7. It's mostly a curiosity. I find this kind of questions interesting, but this could dilute too much the already wide scope of the community. A dedicated question type would help, but allowing this kind of questions could still be distracting if there is a consistent user base that finds the community useful strictly for research purposes and gaining data.
8. A link to a relevant study/external resource would make a good answer to this question. This kind of answers would be probably useful also for data request questions, as long as they don't distract from what the asker actually needs and should be somehow distinguishable or left in the comment section.
9. If answered with examples, it would be difficult to group the examples on the base of an English meta sentence or some formal expression, some verbose explanation seems more suited. The same could apply for phenomena that simply don't occur in English.

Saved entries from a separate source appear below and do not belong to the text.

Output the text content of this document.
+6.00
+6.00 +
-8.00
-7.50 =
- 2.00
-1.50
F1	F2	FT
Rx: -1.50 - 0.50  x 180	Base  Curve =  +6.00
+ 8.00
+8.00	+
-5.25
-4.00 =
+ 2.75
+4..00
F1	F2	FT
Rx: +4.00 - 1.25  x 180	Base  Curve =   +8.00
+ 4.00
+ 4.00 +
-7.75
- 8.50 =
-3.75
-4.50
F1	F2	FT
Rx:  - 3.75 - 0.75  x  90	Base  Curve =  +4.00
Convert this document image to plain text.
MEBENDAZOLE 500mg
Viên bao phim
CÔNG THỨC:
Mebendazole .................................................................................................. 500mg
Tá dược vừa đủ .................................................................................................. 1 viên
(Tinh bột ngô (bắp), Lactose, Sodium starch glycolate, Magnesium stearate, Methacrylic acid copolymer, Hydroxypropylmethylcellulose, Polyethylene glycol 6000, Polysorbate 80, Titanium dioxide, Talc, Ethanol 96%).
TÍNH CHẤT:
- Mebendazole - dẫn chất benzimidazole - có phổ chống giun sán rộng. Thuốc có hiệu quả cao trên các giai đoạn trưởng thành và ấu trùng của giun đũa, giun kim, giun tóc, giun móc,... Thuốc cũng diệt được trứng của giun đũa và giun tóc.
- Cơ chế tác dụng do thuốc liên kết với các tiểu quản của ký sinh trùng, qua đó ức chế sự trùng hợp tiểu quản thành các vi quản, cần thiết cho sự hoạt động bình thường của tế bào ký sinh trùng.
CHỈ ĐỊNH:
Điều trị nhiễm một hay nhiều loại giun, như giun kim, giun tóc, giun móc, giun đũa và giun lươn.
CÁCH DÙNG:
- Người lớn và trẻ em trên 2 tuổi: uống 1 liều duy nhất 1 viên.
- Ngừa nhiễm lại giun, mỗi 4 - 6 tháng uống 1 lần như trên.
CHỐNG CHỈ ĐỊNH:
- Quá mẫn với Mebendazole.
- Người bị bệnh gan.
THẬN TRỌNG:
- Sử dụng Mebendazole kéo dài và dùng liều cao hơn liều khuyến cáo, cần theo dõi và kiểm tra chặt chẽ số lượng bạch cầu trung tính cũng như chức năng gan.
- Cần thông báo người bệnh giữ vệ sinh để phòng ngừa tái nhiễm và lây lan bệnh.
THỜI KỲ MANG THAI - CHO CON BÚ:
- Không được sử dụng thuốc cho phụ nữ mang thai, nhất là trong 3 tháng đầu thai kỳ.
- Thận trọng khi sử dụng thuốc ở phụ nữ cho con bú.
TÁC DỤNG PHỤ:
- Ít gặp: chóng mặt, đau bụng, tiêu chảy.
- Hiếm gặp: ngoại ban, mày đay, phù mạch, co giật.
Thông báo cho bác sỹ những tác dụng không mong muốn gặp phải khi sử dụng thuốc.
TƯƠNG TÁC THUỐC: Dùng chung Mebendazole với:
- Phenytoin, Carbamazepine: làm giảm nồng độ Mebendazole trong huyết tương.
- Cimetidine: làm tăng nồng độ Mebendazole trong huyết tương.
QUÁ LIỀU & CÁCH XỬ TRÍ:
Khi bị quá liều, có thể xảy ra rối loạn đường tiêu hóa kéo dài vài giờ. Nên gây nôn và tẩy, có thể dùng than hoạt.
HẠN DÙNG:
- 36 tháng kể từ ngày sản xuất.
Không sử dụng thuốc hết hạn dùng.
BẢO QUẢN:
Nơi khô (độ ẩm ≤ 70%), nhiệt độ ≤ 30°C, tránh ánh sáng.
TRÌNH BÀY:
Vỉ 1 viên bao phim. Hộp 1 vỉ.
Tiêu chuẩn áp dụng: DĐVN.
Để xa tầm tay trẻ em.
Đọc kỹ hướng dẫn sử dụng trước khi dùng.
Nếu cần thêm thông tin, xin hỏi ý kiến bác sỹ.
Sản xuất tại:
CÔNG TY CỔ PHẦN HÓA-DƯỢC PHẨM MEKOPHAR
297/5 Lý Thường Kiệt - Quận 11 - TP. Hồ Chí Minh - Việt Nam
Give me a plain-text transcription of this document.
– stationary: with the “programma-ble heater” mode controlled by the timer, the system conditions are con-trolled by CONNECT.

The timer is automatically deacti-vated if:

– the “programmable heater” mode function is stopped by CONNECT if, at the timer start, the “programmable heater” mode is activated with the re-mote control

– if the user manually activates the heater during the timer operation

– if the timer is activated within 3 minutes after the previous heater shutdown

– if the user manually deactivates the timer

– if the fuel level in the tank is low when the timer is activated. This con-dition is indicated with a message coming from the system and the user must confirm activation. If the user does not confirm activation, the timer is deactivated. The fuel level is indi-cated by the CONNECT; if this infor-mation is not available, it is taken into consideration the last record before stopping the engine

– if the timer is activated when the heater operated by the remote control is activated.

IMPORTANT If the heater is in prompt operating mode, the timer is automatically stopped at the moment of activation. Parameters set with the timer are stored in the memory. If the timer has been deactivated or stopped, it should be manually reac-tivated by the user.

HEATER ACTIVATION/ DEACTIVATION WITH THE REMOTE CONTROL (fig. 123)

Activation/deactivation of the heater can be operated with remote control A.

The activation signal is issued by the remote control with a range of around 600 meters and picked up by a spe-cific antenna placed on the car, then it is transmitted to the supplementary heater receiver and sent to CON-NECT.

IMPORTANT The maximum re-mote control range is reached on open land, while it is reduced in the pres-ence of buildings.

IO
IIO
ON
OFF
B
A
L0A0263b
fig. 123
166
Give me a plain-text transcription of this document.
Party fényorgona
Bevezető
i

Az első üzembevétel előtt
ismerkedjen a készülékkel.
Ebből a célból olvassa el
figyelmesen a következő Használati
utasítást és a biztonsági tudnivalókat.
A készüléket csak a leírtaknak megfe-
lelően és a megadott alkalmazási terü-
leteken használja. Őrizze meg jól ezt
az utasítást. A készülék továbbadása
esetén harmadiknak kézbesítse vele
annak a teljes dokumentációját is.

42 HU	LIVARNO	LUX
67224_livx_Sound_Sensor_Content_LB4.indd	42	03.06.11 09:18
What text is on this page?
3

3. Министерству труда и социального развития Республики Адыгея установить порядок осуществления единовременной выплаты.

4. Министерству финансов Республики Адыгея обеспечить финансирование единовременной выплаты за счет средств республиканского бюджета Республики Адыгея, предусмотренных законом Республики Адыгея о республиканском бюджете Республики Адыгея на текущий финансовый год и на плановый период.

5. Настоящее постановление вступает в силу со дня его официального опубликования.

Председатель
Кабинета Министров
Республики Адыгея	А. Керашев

10. Examples in non related languages are more significant. Since I observed the phenomenon in Italian, in Slovenian (where it could be partially a calque) and probably in English (not sure to what extent) and was wondering if it's a local or global phenomenon, answers from unrelated languages would be more significant. Sometimes cultural or genealogical relationships would have a different weight and the opposite requirement for related languages seems also plausible. This requirements can probably be just expressed in the question and less "desirable" answers would still be valid data, so this probably doesn't deserve special treatment.
11. The difference between the literal and figurative meaning is relevant (glossed sentences don't seem to cover that well, but I'm not familiar with them so I may be wrong) and being a swear world isn't a grammatical category. Some optional or question type specific fields could be handy.
Most of this problems/suggestions can be better addressed as the community grows, but having them written down won't hurt.